O seu Macbeth—com o título que Shakespeare lhe deu, embora decididamente não seja Shakespeare—reconstrói a escalada sangrenta do general escocês com a gramática do espetáculo populista: câmaras, ecrãs, sedução algorítmica. “O nosso objetivo é que o espectador comece o espetáculo muito confortável”, explicou Saraiva e Silva à Agenda Cultural de Lisboa, “e acabe no desconforto de sentir que, também ele, é Macbeth.”
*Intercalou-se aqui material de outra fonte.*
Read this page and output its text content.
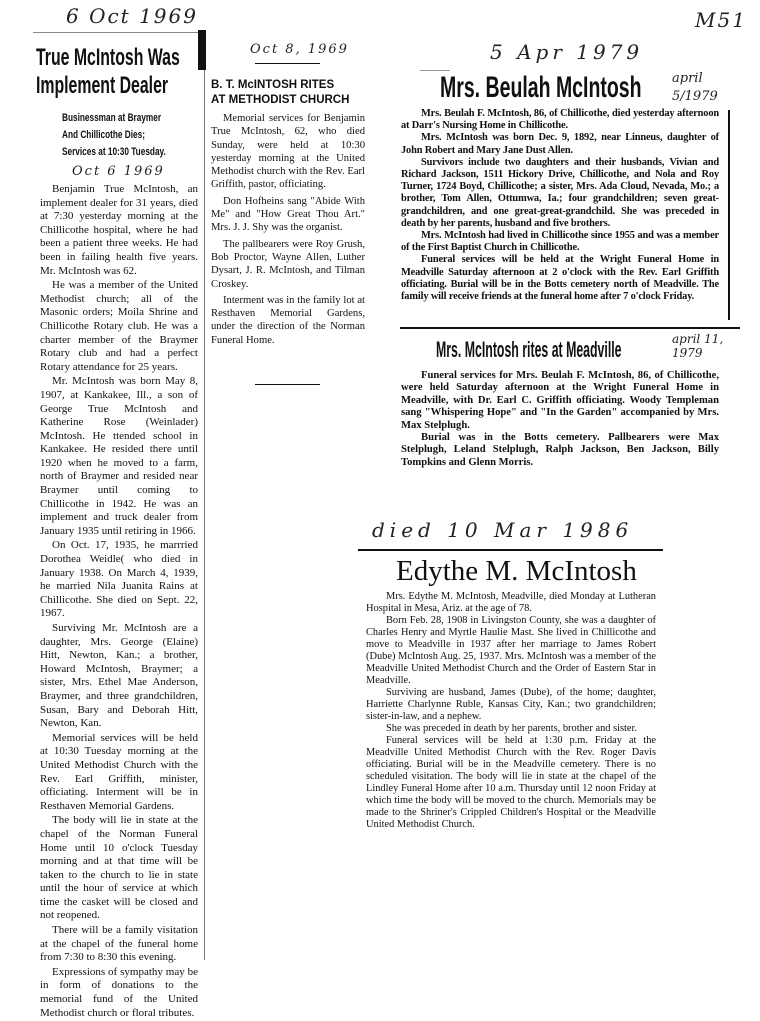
6 Oct 1969	M51
5 Apr 1979
april 5/1979
Oct 6 1969
Oct 8, 1969
april 11, 1979
died 10 Mar 1986
True McIntosh Was
Implement Dealer
Businessman at Braymer
And Chillicothe Dies;
Services at 10:30 Tuesday.

Benjamin True McIntosh, an implement dealer for 31 years, died at 7:30 yesterday morning at the Chillicothe hospital, where he had been a patient three weeks. He had been in failing health five years. Mr. McIntosh was 62.

He was a member of the United Methodist church; all of the Masonic orders; Moila Shrine and Chillicothe Rotary club. He was a charter member of the Braymer Rotary club and had a perfect Rotary attendance for 25 years.

Mr. McIntosh was born May 8, 1907, at Kankakee, Ill., a son of George True McIntosh and Katherine Rose (Weinlader) McIntosh. He ttended school in Kankakee. He resided there until 1920 when he moved to a farm, north of Braymer and resided near Braymer until coming to Chillicothe in 1942. He was an implement and truck dealer from January 1935 until retiring in 1966.

On Oct. 17, 1935, he marrried Dorothea Weidle( who died in January 1938. On March 4, 1939, he married Nila Juanita Rains at Chillicothe. She died on Sept. 22, 1967.

Surviving Mr. McIntosh are a daughter, Mrs. George (Elaine) Hitt, Newton, Kan.; a brother, Howard McIntosh, Braymer; a sister, Mrs. Ethel Mae Anderson, Braymer, and three grandchildren, Susan, Bary and Deborah Hitt, Newton, Kan.

Memorial services will be held at 10:30 Tuesday morning at the United Methodist Church with the Rev. Earl Griffith, minister, officiating. Interment will be in Resthaven Memorial Gardens.

The body will lie in state at the chapel of the Norman Funeral Home until 10 o'clock Tuesday morning and at that time will be taken to the church to lie in state until the hour of service at which time the casket will be closed and not reopened.

There will be a family visitation at the chapel of the funeral home from 7:30 to 8:30 this evening.

Expressions of sympathy may be in form of donations to the memorial fund of the United Methodist church or floral tributes.

B. T. McINTOSH RITES
AT METHODIST CHURCH

Memorial services for Benjamin True McIntosh, 62, who died Sunday, were held at 10:30 yesterday morning at the United Methodist church with the Rev. Earl Griffith, pastor, officiating.

Don Hofheins sang "Abide With Me" and "How Great Thou Art." Mrs. J. J. Shy was the organist.

The pallbearers were Roy Grush, Bob Proctor, Wayne Allen, Luther Dysart, J. R. McIntosh, and Tilman Croskey.

Interment was in the family lot at Resthaven Memorial Gardens, under the direction of the Norman Funeral Home.

Mrs. Beulah McIntosh

Mrs. Beulah F. McIntosh, 86, of Chillicothe, died yesterday afternoon at Darr's Nursing Home in Chillicothe.

Mrs. McIntosh was born Dec. 9, 1892, near Linneus, daughter of John Robert and Mary Jane Dust Allen.

Survivors include two daughters and their husbands, Vivian and Richard Jackson, 1511 Hickory Drive, Chillicothe, and Nola and Roy Turner, 1724 Boyd, Chillicothe; a sister, Mrs. Ada Cloud, Nevada, Mo.; a brother, Tom Allen, Ottumwa, Ia.; four grandchildren; seven great-grandchildren, and one great-great-grandchild. She was preceded in death by her parents, husband and five brothers.

Mrs. McIntosh had lived in Chillicothe since 1955 and was a member of the First Baptist Church in Chillicothe.

Funeral services will be held at the Wright Funeral Home in Meadville Saturday afternoon at 2 o'clock with the Rev. Earl Griffith officiating. Burial will be in the Botts cemetery north of Meadville. The family will receive friends at the funeral home after 7 o'clock Friday.

Mrs. McIntosh rites at Meadville

Funeral services for Mrs. Beulah F. McIntosh, 86, of Chillicothe, were held Saturday afternoon at the Wright Funeral Home in Meadville, with Dr. Earl C. Griffith officiating. Woody Templeman sang "Whispering Hope" and "In the Garden" accompanied by Mrs. Max Stelplugh.

Burial was in the Botts cemetery. Pallbearers were Max Stelplugh, Leland Stelplugh, Ralph Jackson, Ben Jackson, Billy Tompkins and Glenn Morris.

Edythe M. McIntosh

Mrs. Edythe M. McIntosh, Meadville, died Monday at Lutheran Hospital in Mesa, Ariz. at the age of 78.

Born Feb. 28, 1908 in Livingston County, she was a daughter of Charles Henry and Myrtle Haulie Mast. She lived in Chillicothe and move to Meadville in 1937 after her marriage to James Robert (Dube) McIntosh Aug. 25, 1937. Mrs. McIntosh was a member of the Meadville United Methodist Church and the Order of Eastern Star in Meadville.

Surviving are husband, James (Dube), of the home; daughter, Harriette Charlynne Ruble, Kansas City, Kan.; two grandchildren; sister-in-law, and a nephew.

She was preceded in death by her parents, brother and sister.

Funeral services will be held at 1:30 p.m. Friday at the Meadville United Methodist Church with the Rev. Roger Davis officiating. Burial will be in the Meadville cemetery. There is no scheduled visitation. The body will lie in state at the chapel of the Lindley Funeral Home after 10 a.m. Thursday until 12 noon Friday at which time the body will be moved to the church. Memorials may be made to the Shriner's Crippled Children's Hospital or the Meadville United Methodist Church.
“Protege-me daquilo que eu quero.”
Jenny Holzer, em néon vermelho sobre o palco
A peça abre com a atriz Patrícia Brüheim a encarar, em simultâneo, uma câmara e a plateia, confessando que lhe falta “uma boa narrativa para existir”—um apelo de influencer disfarçado de prólogo teatral. Num solilóquio metateatral, Rafael Carvalho imagina o Macbeth de hoje como “um tipo niilista, meio depressivo, meio apático a olhar para o vazio” e pergunta: “Encenamos? Negamos? Reinterpretamos?” A peça responde sim às três. Segue-se uma escalada ao poder convertida em conteúdo. Rostos preenchem um telão. A violência torna-se entretenimento. A profecia das bruxas—”tu tornas-te maior do que tu próprio”—funciona como mantra de crescimento digital. O cofundador Ricardo Teixeira observa que a peça “terá sido sempre muito difícil de se ver, não só pelo horror, mas porque confronta cada um de nós com muitas das coisas que reprimimos.” A manosfera e o populismo digital entram em cena como extensões contemporâneas do horror mais antigo do texto: a violência normalizada, sobretudo contra mulheres e minorias.
O néon continua aceso depois dos aplausos. Não pergunta duas vezes.